BRAINIAC RISING: Liang, the 2017 US junior champion, has played competitive chess on all major continents.
At 14, Wisconsin's Awonder Liang, recently in the island for the inaugural Jamaica International Chess Festival, is the world's youngest grandmaster and reigning junior North American champion.
INSIDE the Worthington (Spanish Court Hotel) Awonder Liang and his opponent are locked in a keenly contested chess match. Perfect silence. But someone flies open the door to the adjoining room for a second and in wafts the loud chatter of patrons next door who are attending today’s curtain-closer of the inaugural Jamaica International Chess Festival.
Immediately, Liang, with a stern worrisome look on his face, gets up from his seat to investigate the source of this disturbance. But one of the organizers quickly opts to go for him and re-closes the door. Crisis averted.
Liang is the very picture of razor-sharp focus when he’s at the chess table. It augments his concentration. Chess requires that, and Liang is ranked among the best players in the world. Earlier this year, at age 14, his skills and fierce winning streak earned him the rank of international grandmaster. In person though, he’s a chubby Asian kid from Madison, Wisconsin – utterly serious when he’s on his A-game but a witty delight when being interviewed.

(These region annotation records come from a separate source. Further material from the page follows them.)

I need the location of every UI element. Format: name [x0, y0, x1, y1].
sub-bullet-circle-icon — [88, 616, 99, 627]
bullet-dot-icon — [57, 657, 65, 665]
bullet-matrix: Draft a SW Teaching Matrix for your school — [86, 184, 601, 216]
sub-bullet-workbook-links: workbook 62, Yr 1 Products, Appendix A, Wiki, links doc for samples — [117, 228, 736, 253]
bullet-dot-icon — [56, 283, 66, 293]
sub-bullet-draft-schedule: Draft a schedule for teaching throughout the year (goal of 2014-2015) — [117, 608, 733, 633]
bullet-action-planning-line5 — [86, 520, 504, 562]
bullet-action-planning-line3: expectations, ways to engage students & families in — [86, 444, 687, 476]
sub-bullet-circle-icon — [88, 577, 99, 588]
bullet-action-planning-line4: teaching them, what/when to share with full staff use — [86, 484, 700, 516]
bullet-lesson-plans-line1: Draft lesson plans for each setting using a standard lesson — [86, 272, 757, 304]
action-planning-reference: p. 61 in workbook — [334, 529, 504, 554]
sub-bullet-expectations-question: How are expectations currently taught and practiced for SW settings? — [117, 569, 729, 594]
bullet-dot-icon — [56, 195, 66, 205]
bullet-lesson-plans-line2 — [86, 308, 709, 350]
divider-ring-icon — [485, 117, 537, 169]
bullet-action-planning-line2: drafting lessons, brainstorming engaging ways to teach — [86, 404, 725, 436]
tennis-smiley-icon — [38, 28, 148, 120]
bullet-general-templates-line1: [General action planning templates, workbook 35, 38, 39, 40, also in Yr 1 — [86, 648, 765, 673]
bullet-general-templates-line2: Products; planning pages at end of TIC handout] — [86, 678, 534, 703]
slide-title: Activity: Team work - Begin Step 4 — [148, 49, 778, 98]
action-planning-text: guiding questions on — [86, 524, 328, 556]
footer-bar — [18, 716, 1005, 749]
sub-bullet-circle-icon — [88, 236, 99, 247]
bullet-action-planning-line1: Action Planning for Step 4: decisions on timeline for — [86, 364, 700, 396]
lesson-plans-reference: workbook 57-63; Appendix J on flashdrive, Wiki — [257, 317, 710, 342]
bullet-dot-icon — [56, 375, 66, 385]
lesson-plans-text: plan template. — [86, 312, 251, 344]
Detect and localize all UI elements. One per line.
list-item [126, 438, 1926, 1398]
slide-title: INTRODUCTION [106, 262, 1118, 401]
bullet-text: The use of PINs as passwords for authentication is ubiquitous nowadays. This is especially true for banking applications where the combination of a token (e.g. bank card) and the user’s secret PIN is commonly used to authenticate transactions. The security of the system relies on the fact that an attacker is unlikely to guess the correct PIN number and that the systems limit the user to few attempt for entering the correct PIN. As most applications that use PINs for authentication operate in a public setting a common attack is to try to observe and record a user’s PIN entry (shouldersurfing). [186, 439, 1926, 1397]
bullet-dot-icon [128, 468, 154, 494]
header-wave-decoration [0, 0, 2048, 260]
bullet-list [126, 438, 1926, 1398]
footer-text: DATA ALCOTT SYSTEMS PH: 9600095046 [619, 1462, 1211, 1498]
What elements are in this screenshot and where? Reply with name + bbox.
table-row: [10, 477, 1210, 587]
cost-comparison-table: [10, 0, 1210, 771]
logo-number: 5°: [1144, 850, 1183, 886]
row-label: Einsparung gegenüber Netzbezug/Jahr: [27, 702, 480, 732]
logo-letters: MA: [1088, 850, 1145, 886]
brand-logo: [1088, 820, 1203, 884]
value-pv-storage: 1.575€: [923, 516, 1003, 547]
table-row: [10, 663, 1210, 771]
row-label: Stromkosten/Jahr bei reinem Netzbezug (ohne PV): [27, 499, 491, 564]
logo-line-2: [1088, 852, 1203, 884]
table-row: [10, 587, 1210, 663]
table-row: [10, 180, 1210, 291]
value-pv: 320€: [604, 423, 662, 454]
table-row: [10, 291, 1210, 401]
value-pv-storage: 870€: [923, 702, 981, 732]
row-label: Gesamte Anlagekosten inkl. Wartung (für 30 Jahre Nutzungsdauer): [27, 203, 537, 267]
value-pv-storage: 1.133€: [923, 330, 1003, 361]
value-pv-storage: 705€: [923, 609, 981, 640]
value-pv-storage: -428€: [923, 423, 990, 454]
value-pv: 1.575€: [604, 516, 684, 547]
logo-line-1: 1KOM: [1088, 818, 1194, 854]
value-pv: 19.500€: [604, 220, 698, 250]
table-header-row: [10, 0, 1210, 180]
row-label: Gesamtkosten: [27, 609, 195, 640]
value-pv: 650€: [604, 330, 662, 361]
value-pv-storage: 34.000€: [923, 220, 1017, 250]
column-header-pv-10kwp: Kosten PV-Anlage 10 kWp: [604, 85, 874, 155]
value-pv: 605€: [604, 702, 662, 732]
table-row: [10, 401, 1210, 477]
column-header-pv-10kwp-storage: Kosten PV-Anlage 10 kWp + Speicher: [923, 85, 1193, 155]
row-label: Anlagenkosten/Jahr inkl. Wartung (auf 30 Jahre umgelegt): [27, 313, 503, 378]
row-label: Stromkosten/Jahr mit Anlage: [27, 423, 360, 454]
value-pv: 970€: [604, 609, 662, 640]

“Jamaica is a great place to play chess. I like the atmosphere,” he tells us, moments after wrapping up his latest win. At age 5, he won his first chess medal and he’s been climbing his way to the top ever since. “I started winning a lot after that, and it felt really good. It gave me the extra confidence,” he says. Fast-forward more than a decade later, and he’s secured an international ranking that many of his peers have only dreamed about. “I’d say I’m a pretty decent player,” Liang quips, smiling. “I still think that, at 14, I have a long way to go.”
But he has been going the distance, especially in the wake of becoming a grandmaster. His chess ‘career’ has him criss-crossing the globe to compete in professional tournaments and participate in exhibition games.
Before coming to Jamaica, as a guest of the organizers of this first-ever international festival, Liang and his handlers kept a jam-packed schedule. The whole world wants to see this star in action. “I travel a lot because of chess. I’ve been to all five continents already,” says the kid, whose most memorable outings include trips to El Salvador, China and South Africa.
Naturally, that kind of travel schedule takes a toll on your schooling. Liang’s parents, who run their own Madison-based business, have him enrolled in online classes. Math and History at the moment.
Career-wise, he has left his options open, but he feels chess will always be in the picture. “You have to be really good to earn a living playing chess professionally. I haven’t decided what I’m going to do yet,” he tells TALLAWAH. Totally understandable. For the time being, he’s clearly enjoying his youth, while getting better at playing the game that has changed his life – and racking up more wins.
Later this year, back on the US soil, Liang will be playing in the Spice Cup tournament. And he’s beyond excited.